The court of King Lykomedes
In the old stories, Skyros belonged to Lykomedes, its king, whose citadel legend places on the high rock now crowned by the Byzantine castle above Chora. It is to this court that both great myths lead, first a hero hidden, then a hero killed.
Achilles, hidden as a girl
Warned by prophecy that her son would die gloriously at Troy, the sea-goddess Thetis tried to cheat fate. She brought the young Achilles to Skyros and hid him at the court of Lykomedes, dressed as a maiden and raised among the king’s daughters. There he fell in love with the princess Deidamia, and they had a son, Neoptolemus, who would later fight at Troy in his father’s place.
The disguise could not last. The Greeks, told they could not win the war without Achilles, sent Odysseus to find him. Odysseus came to the palace as a merchant and spread out gifts before the women: jewellery and fine cloth, and, among them, a sword and shield. When a war-trumpet suddenly sounded, one “girl” reached for the weapons by instinct. Achilles was revealed, and he sailed for Troy, and his fate.
Theseus, thrown from the cliff
The second myth is darker. Theseus, the great king and hero of Athens, slayer of the Minotaur, was in his old age driven out of his own city. He retired to Skyros, where Lykomedes at first received him as a guest. But the king, so the story goes, led him to the edge of a high cliff and treacherously pushed him to his death on the rocks below. So the hero of Athens died, an exile, on this small Aegean island.
Cimon and the bones of Theseus
The myth has a striking historical coda. In the early 5th century BC, an oracle told the Athenians to recover the bones of Theseus. Around 476 BC, the Athenian general Cimon conquered Skyros, then held by Dolopian pirates, and unearthed what he took to be the hero’s remains.
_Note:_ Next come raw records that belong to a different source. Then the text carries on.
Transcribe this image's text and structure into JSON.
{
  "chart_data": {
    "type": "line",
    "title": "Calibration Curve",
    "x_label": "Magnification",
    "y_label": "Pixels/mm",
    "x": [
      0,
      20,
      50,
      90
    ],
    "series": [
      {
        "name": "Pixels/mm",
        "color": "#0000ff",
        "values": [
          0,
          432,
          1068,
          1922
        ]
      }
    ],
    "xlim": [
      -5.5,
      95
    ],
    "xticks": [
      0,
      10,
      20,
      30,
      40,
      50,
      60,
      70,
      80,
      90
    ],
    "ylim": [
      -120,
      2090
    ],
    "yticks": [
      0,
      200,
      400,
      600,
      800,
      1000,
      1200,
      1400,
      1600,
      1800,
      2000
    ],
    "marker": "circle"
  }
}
He carried them back to Athens in triumph, where they were enshrined in a sanctuary, the Theseion. Myth and history meet here: an Athenian fleet, a legendary grave, and a small island suddenly at the centre of the Greek world.
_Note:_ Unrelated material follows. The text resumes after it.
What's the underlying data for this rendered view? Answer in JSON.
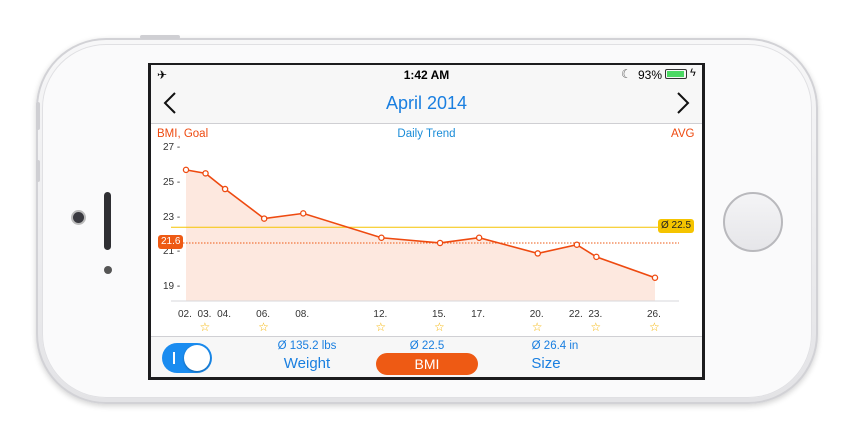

Where the myths touch the island
You won’t find labelled “myth sites” on Skyros, and that is part of the charm. But standing on the castle rock above Chora, with the whole island and the sea below, it is easy to see why the ancients set a king’s citadel here, and why they imagined both a hidden hero and a fallen one on these heights. For the island’s real, dug-up antiquity, visit the Bronze Age town at Palamari, and for the fuller timeline see our short history of Skyros.
FAQ
Why was Achilles hidden on Skyros? His mother Thetis, knowing he was fated to die at Troy, disguised him as a girl at the court of King Lykomedes to keep him from the war. Odysseus later tricked him into revealing himself.
How did Theseus die on Skyros? In myth, the Athenian hero, exiled from his city, was received by King Lykomedes and then treacherously thrown from a cliff on the island to his death.
What is the connection between Cimon, Skyros and Theseus? Around 476 BC the Athenian general Cimon conquered Skyros and recovered what were believed to be Theseus’s bones, carrying them back to Athens to be enshrined in the Theseion.